Several medications may be used together during the first phase of treatment to address both pain and inflammation.
Mild pain is often relieved with acetaminophen. Non-steroidal anti-inflammatory drugs (NSAIDs). Often prescribed with acetaminophen, drugs like ibuprofen and and naproxen are considered first-line medicines for neck pain. They address both pain and swelling, and may be prescribed for a number of weeks, depending on the specific problem. Other types of pain medicines can be considered if you have serious contraindications to NSAIDs, or your pain is not well controlled.
Medications such as cyclobenzaprine or carisoprodol can also be used in the case of painful muscle spasms.
These collars limit neck motion and allow the muscles of the neck to rest. Soft collars should only be worn for short periods of time because long-term wear can decrease the strength of neck muscles.
Ice, heat, other modalities
Careful use of ice, heat, massage, and other local therapies can help relieve symptoms.
Many patients find short-term pain relief from steroid injections. Various types of these injections are routinely performed.

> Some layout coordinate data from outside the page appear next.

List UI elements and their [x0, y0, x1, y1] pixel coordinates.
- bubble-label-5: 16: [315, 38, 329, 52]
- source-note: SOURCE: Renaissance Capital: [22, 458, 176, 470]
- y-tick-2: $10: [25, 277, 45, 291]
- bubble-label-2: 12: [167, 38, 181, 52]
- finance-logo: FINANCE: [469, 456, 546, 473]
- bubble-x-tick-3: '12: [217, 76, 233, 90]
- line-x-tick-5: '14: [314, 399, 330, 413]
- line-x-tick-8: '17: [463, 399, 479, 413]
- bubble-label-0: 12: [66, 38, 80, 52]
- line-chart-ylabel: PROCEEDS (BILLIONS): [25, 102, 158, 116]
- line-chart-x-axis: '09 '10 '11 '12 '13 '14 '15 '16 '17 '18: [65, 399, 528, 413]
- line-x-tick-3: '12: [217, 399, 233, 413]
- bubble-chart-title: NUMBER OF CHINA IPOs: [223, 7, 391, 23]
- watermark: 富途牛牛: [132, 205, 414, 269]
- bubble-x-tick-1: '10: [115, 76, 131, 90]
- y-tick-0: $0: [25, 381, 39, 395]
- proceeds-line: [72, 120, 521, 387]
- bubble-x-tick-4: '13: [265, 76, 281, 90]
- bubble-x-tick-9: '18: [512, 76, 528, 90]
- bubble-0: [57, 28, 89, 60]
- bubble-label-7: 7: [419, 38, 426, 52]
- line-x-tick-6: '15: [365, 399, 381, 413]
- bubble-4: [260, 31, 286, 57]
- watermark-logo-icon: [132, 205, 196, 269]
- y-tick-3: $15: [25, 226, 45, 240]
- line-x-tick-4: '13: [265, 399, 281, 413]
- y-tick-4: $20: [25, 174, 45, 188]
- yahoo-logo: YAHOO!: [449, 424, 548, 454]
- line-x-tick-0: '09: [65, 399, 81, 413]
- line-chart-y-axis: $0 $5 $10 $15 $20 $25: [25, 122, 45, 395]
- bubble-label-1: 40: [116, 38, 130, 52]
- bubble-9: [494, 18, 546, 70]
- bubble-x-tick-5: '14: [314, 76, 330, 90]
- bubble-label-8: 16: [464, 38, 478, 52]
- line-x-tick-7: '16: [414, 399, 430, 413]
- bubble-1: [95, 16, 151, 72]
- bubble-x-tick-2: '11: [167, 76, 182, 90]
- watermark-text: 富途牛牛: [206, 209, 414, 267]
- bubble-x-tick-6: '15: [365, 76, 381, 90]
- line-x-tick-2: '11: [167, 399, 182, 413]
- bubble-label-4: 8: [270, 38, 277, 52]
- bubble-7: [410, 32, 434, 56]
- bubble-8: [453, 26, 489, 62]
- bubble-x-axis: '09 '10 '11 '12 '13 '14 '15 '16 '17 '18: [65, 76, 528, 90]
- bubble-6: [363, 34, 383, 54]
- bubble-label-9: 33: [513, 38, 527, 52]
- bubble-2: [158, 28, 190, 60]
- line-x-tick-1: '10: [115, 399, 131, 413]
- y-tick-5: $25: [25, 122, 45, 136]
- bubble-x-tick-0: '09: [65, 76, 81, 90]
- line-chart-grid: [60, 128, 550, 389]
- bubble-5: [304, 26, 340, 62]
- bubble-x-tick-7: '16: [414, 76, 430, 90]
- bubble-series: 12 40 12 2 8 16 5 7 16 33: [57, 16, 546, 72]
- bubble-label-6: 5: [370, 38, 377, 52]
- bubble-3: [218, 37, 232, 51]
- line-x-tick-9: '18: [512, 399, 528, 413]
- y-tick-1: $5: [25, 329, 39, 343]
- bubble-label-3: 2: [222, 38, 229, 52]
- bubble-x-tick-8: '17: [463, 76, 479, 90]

The most common procedures for neck pain include:
Cervical Epidural Block
In this procedure, steroid and anesthetic medicine is injected into the space next to the covering of the spinal cord (“epidural” space). This procedure is typically used for neck and/ or arm pain that may be due to a cervical disk herniation, also known as radiculopathy or a “pinched nerve.”

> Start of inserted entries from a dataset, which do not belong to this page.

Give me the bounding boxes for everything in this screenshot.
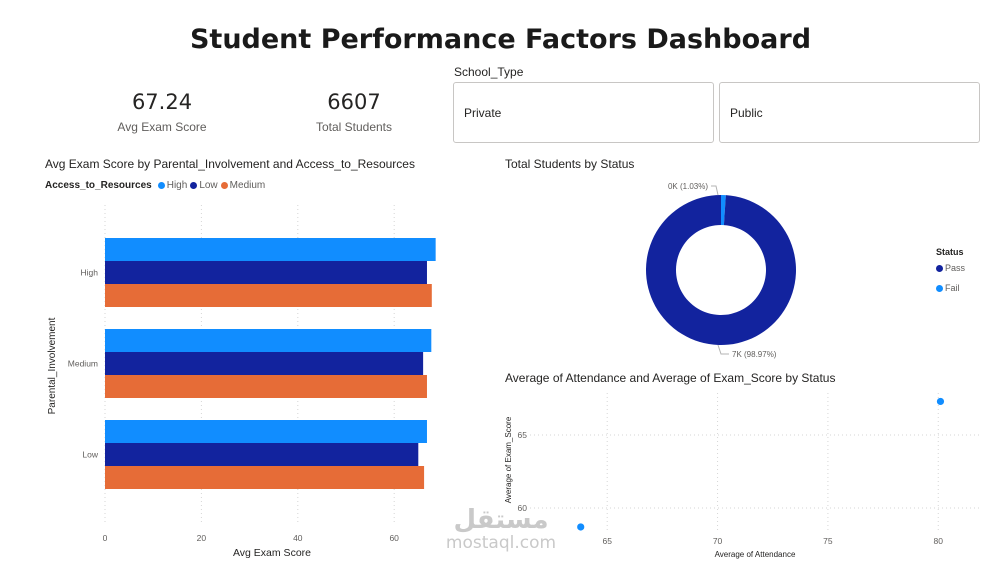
bar-high-low[interactable]	[105, 261, 427, 284]
kpi-value: 6607	[327, 90, 381, 114]
legend-label: Medium	[229, 180, 266, 191]
donut-slice-fail[interactable]	[721, 195, 726, 226]
legend-dot	[220, 182, 228, 189]
legend-item-high[interactable]: High	[157, 180, 188, 191]
y-axis-title: Parental_Involvement	[47, 317, 58, 414]
bar-chart[interactable]: 0 20 40 60 High Medium Low Avg Exam Score Pare…	[0, 0, 460, 579]
donut-chart-title: Total Students by Status	[505, 157, 635, 171]
dashboard-title: Student Performance Factors Dashboard	[189, 24, 812, 55]
slice-label-pass: 7K (98.97%)	[732, 350, 777, 359]
y-tick-label: High	[81, 268, 99, 278]
kpi-label: Total Students	[315, 120, 393, 134]
legend-title: Status	[936, 247, 964, 257]
legend-dot	[936, 284, 943, 292]
kpi-total-students: 6607 Total Students	[274, 90, 434, 134]
scatter-point-fail[interactable]	[577, 523, 585, 531]
bar-chart-legend: Access_to_Resources High Low Medium	[45, 180, 268, 191]
legend-item-low[interactable]: Low	[190, 180, 218, 191]
bar-medium-high[interactable]	[105, 329, 432, 352]
legend-label: High	[166, 180, 188, 191]
legend-item-pass[interactable]: Pass	[936, 263, 965, 273]
scatter-chart[interactable]: 65 70 75 80 60 65 Average of Attendance Avera…	[490, 385, 990, 565]
y-tick-label: Low	[82, 450, 98, 460]
scatter-chart-title: Average of Attendance and Average of Exa…	[505, 371, 836, 385]
x-tick-label: 0	[103, 533, 108, 543]
slicer-title: School_Type	[454, 65, 524, 79]
y-axis-title: Average of Exam_Score	[504, 416, 513, 503]
x-tick-label: 65	[602, 536, 612, 546]
slicer-option-private[interactable]: Private	[453, 82, 714, 143]
donut-chart[interactable]: 0K (1.03%) 7K (98.97%)	[600, 175, 860, 370]
watermark-logo: مستقل mostaql.com	[438, 506, 564, 552]
status-legend: Status Pass Fail	[936, 247, 965, 303]
kpi-label: Avg Exam Score	[117, 120, 207, 134]
bar-medium-low[interactable]	[105, 352, 424, 375]
legend-item-fail[interactable]: Fail	[936, 283, 965, 293]
x-axis-title: Avg Exam Score	[233, 547, 311, 559]
legend-label: Low	[199, 180, 218, 191]
legend-dot	[936, 264, 943, 272]
y-tick-label: Medium	[68, 359, 98, 369]
y-tick-label: 65	[518, 430, 528, 440]
bar-high-medium[interactable]	[105, 284, 432, 307]
watermark-arabic: مستقل	[453, 505, 549, 535]
x-tick-label: 40	[293, 533, 303, 543]
y-tick-label: 60	[518, 503, 528, 513]
bar-chart-title: Avg Exam Score by Parental_Involvement a…	[45, 157, 415, 171]
leader-line	[711, 185, 719, 196]
legend-dot	[157, 182, 165, 189]
bar-high-high[interactable]	[105, 238, 436, 261]
kpi-value: 67.24	[131, 90, 193, 114]
legend-item-medium[interactable]: Medium	[220, 180, 266, 191]
watermark-latin: mostaql.com	[445, 533, 557, 553]
bar-low-high[interactable]	[105, 420, 427, 443]
kpi-avg-exam-score: 67.24 Avg Exam Score	[82, 90, 242, 134]
legend-label: Fail	[945, 283, 960, 293]
donut-slice-pass[interactable]	[646, 195, 796, 345]
legend-dot	[190, 182, 198, 189]
slice-label-fail: 0K (1.03%)	[668, 182, 708, 191]
x-tick-label: 80	[934, 536, 944, 546]
legend-label: Pass	[945, 263, 966, 273]
scatter-point-pass[interactable]	[936, 397, 945, 406]
bar-low-low[interactable]	[105, 443, 419, 466]
x-tick-label: 20	[197, 533, 207, 543]
x-tick-label: 75	[823, 536, 833, 546]
x-tick-label: 60	[389, 533, 399, 543]
leader-line	[717, 344, 729, 355]
slicer-option-public[interactable]: Public	[719, 82, 980, 143]
legend-title: Access_to_Resources	[45, 180, 152, 191]
x-tick-label: 70	[713, 536, 723, 546]
x-axis-title: Average of Attendance	[715, 550, 796, 559]
bar-low-medium[interactable]	[105, 466, 425, 489]
bar-medium-medium[interactable]	[105, 375, 427, 398]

Cervical Facet Joint Block
Steroid and anesthetic medicine is injected into the capsule of the facet joint in this procedure. The facet joints are located in the back of the neck and provide stability and movement. These joints can develop arthritic changes that may contribute to neck pain.
Medial Branch Block and Radiofrequency Ablation
This procedure is used in some cases of chronic neck pain. It can be used for both diagnosis and treatment of a potentially painful joint.
Medial branch block and radiofrequency ablation. This procedure is used in some cases of chronic neck pain. It can be used for both diagnosis and treatment of a potentially painful joint.
Facet joint injection in the cervical spine.
During the diagnosis portion of the procedure, the nerve that supplies the facet joint is blocked with a local anesthetic (like the medicine used by your dentist). Your doctor will ask if your neck pain is completely gone. If so, then your doctor has pin-pointed the source of your neck pain.
The next step is to block the pain more permanently. This is done by damaging the nerve with radiofrequency, a procedure called radiofrequency ablation.
Although less invasive than surgery, steroid-based injections are prescribed only after a complete evaluation by your doctor. Before considering these injections, discuss with your doctor the risks and benefits of these procedures for your specific condition.
It is uncommon for people with only cervical spondylosis and neck pain to be treated with surgery.
Surgery is reserved for patients who have severe pain that has not been relieved by other treatment. Some patients with severe pain will unfortunately not be candidates for surgery. This is due to the widespread nature of their arthritis, other medical problems, or other causes for their pain, such as fibromyalgia.
In some cases, cervical spondylosis may lead to compression of the spinal cord or nerve roots resulting in neurological dysfunction and progressive deterioration. Although this is relatively rare, surgery is required in such a situation to remove compression from the nerve tissue (spinal cord and/or nerve roots) and to restore stability to the cervical spine.
Surgery, depending on the situation, may be achieved through either an anterior (front), posterior (back) or combined approach. After relieving the spinal cord and/or nerve compression, the spine is reconstructed by placing bone between the involved vertebra and performing a spinal fusion. Special implants may also be placed to restore the stability of the spinal column and assist in healing of the spinal fusion.